2. What's motivating voters?

National issues won't be sending voters to the polls. But there are common threads facing communities across the state.

New Yorkers are emerging into a new world of a post-pandemic future. Prices are rising and businesses are scrambling to fill jobs by boost pay. Cities found their strengths during the pandemic -- a dense population, cultural destinations to gather in public -- all became liabilities. Those spaces, as well as businesses and offices, are slowly reopening as more people are vaccinated. Schools will be expected to fully reopen in the fall, and students who fell behind with the less-than-ideal world of remote learning will need to catch up. 

A year ago, cities across the country and in New York turned into the sites of demonstrations and protests over police brutality and racial inequity following the killing of George Floyd, with demands for a curbing of police brutality and racial justice. Those demonstrations are now being squared with rising crime, including a sharp increase in shootings in some communities, in New York. 
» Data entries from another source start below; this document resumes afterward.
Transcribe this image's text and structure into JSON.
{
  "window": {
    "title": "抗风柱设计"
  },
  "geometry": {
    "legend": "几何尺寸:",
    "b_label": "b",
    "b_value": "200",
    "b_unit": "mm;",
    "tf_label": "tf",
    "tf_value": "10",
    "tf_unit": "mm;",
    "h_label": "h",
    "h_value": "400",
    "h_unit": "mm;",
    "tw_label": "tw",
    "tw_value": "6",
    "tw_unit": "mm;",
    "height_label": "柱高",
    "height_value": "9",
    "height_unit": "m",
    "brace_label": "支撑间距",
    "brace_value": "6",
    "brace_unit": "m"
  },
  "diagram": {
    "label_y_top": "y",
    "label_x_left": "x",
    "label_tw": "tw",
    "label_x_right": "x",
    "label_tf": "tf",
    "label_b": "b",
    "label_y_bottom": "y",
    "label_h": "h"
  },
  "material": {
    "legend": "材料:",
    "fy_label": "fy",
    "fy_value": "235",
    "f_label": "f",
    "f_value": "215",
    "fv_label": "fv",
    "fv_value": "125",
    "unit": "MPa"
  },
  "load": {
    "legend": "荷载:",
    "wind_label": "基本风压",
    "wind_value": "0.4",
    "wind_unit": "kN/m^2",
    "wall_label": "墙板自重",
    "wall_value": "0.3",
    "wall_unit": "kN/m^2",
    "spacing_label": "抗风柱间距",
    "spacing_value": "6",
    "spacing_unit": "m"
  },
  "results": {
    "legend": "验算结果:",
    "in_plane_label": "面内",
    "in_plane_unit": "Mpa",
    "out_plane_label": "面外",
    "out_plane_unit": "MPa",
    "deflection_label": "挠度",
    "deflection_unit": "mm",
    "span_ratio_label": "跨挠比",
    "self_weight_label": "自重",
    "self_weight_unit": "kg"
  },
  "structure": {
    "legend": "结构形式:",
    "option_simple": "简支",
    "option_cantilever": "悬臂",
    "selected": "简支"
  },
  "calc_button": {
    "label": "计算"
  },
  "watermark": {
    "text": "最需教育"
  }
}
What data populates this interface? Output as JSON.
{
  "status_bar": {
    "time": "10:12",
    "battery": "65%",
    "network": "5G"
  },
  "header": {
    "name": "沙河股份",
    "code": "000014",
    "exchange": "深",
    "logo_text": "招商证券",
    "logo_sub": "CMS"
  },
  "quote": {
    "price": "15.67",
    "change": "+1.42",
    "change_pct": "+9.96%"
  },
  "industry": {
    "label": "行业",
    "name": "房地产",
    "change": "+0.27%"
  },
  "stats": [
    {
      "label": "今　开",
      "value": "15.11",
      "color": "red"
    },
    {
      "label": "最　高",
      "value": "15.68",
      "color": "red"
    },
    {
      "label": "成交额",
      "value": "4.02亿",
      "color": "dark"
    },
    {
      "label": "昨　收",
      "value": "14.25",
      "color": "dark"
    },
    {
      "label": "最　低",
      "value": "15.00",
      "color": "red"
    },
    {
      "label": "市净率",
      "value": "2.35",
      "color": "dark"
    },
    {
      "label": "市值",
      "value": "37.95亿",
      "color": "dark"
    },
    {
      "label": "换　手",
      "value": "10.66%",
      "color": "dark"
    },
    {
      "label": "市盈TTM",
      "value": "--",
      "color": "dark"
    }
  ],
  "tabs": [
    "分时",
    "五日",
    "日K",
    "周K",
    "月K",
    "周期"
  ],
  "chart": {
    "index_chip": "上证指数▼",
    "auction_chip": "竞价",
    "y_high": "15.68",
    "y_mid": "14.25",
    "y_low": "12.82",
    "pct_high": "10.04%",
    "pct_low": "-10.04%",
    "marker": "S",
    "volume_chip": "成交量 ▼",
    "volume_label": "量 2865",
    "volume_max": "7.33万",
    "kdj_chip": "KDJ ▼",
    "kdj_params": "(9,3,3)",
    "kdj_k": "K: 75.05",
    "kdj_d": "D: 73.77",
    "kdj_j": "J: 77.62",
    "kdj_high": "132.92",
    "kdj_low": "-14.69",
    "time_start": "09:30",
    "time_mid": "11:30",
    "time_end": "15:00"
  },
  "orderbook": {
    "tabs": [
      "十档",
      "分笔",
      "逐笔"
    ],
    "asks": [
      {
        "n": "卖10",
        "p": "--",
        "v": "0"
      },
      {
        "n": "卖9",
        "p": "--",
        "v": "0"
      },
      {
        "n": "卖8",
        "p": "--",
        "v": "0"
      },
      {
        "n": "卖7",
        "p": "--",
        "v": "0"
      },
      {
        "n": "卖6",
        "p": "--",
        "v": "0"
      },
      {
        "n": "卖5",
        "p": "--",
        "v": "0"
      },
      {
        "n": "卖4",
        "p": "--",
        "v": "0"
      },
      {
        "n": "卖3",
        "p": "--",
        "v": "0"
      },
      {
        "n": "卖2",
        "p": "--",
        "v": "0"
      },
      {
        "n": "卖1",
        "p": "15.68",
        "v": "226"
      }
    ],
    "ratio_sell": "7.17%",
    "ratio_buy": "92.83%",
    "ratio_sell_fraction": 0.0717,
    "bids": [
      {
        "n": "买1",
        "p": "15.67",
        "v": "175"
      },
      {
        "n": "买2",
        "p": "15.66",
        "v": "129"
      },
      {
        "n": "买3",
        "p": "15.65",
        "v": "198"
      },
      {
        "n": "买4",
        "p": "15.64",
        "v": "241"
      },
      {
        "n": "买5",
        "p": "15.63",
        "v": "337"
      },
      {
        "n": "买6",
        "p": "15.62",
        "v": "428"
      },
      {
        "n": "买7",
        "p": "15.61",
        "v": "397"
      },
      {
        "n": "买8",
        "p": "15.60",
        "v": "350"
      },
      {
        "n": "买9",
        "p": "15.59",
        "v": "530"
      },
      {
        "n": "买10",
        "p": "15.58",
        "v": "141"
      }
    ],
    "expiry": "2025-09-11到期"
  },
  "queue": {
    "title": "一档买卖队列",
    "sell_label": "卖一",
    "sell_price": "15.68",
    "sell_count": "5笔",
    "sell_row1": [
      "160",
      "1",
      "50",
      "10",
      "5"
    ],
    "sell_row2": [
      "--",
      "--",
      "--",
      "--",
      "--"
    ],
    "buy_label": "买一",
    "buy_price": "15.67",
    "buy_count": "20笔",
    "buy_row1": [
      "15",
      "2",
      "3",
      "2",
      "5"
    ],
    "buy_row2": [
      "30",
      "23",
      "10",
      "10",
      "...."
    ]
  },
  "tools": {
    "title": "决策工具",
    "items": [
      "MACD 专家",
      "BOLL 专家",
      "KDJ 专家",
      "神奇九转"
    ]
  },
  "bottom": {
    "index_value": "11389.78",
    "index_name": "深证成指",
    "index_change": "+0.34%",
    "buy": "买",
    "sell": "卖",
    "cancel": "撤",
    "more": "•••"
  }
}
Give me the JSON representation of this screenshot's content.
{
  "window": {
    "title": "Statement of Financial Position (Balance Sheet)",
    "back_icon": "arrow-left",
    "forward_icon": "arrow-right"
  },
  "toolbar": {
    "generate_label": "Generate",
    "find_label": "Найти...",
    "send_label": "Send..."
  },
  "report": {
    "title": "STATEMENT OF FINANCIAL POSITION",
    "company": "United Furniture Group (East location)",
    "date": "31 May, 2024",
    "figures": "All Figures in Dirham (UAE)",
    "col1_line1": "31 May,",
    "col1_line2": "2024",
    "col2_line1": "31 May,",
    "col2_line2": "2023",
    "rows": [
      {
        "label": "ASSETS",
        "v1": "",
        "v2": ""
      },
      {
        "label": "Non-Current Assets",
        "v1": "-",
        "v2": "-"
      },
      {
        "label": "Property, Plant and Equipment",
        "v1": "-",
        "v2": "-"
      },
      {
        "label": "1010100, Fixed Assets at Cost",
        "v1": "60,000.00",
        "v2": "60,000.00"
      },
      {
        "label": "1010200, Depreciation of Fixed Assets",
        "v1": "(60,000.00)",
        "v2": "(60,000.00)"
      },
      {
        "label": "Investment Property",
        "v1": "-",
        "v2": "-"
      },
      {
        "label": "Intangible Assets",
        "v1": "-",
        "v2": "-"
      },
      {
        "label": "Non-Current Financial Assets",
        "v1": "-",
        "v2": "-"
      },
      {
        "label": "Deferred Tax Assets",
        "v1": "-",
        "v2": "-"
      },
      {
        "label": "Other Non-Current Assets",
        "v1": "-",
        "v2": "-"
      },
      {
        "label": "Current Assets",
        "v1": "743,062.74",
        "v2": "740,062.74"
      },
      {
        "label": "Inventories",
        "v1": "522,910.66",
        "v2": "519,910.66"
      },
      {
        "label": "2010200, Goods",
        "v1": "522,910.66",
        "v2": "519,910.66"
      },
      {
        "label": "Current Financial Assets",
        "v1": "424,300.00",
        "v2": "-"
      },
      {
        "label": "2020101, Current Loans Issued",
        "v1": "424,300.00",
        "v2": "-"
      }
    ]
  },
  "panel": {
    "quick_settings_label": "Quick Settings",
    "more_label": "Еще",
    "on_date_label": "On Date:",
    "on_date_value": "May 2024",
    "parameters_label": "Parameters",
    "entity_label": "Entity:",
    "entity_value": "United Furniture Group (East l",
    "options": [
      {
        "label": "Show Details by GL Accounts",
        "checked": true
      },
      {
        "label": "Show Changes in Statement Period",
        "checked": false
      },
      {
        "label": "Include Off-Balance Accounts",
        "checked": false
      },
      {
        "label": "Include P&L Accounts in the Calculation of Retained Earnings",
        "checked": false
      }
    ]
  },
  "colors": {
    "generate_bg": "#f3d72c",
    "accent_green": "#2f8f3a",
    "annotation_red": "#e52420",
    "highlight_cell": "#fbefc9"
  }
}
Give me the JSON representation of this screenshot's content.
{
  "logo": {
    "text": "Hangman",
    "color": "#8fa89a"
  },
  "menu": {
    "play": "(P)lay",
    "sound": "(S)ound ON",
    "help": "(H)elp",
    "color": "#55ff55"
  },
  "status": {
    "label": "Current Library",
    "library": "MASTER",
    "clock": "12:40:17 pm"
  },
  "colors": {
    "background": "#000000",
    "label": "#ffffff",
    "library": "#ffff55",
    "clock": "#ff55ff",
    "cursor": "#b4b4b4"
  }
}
Cities face inflection points on multiple fronts this year, ranging from how their economies will change and face fundamental questions surrounding fairness for their residents.

3. Will the incumbents hang on?

In upstate New York, incumbent mayors are facing challenges this year that could take their communities in new directions or re-affirm their policies. In Buffalo, Mayor Byron Brown wants to hold onto the office he's held for more than a decade, facing India Walton and Le'Candice Durham. In Rochester, embattled incumbent Lovely Warren is squaring off against Malik Evans. In Albany, the Rev. Valerie Faust faces Mayor Kathy Sheehan, who is seeking a third term. 

In Syracuse, Mayor Ben Walsh, an independent seeking a second term, is the only non-Democratic incumbent of the major upstate cities. Republicans Janet Burman is facing off against Thomas Babilon in the GOP primary. City councilors Khalid Bey and Michael Greene are competing for the Democratic nod.

4. New York, New York.

New York City is the engine of the state's economy, if not the national cultural and economic capital for the U.S. Term-limited Mayor Bill de Blasio is leaving, and a host of Democratic challengers are vying for the nomination. The winner almost certainly will take the keys to Gracie Mansion as the city faces a generational challenge of forging ahead after the pandemic devastated the tourism and hospitality industry, many of the jobs lost held by workers of color. 

Transportation and transit, taxes and affordability, public safety and policing, the future of learning -- all of the issues facing cities are magnified tenfold for New York City. Democratic voters have a range of candidates to choose from in a campaign that has gone to soap-operatic heights. It's a cliche to suggest the stakes are high for any vote, but it likely applies for whoever becomes the next mayor.

The added dash of uncertainty is ranked-choice voting, where voters can choose up to five candidates in ranked order of preference. It's likely a winner won't be known for weeks. 

New York City has shown it can reinvent itself, constantly. The city's long history has seen its fair share of plagues, epidemics, strikes, terrorist attacks and economic privation, laying it low, only to emerge as the same, but different.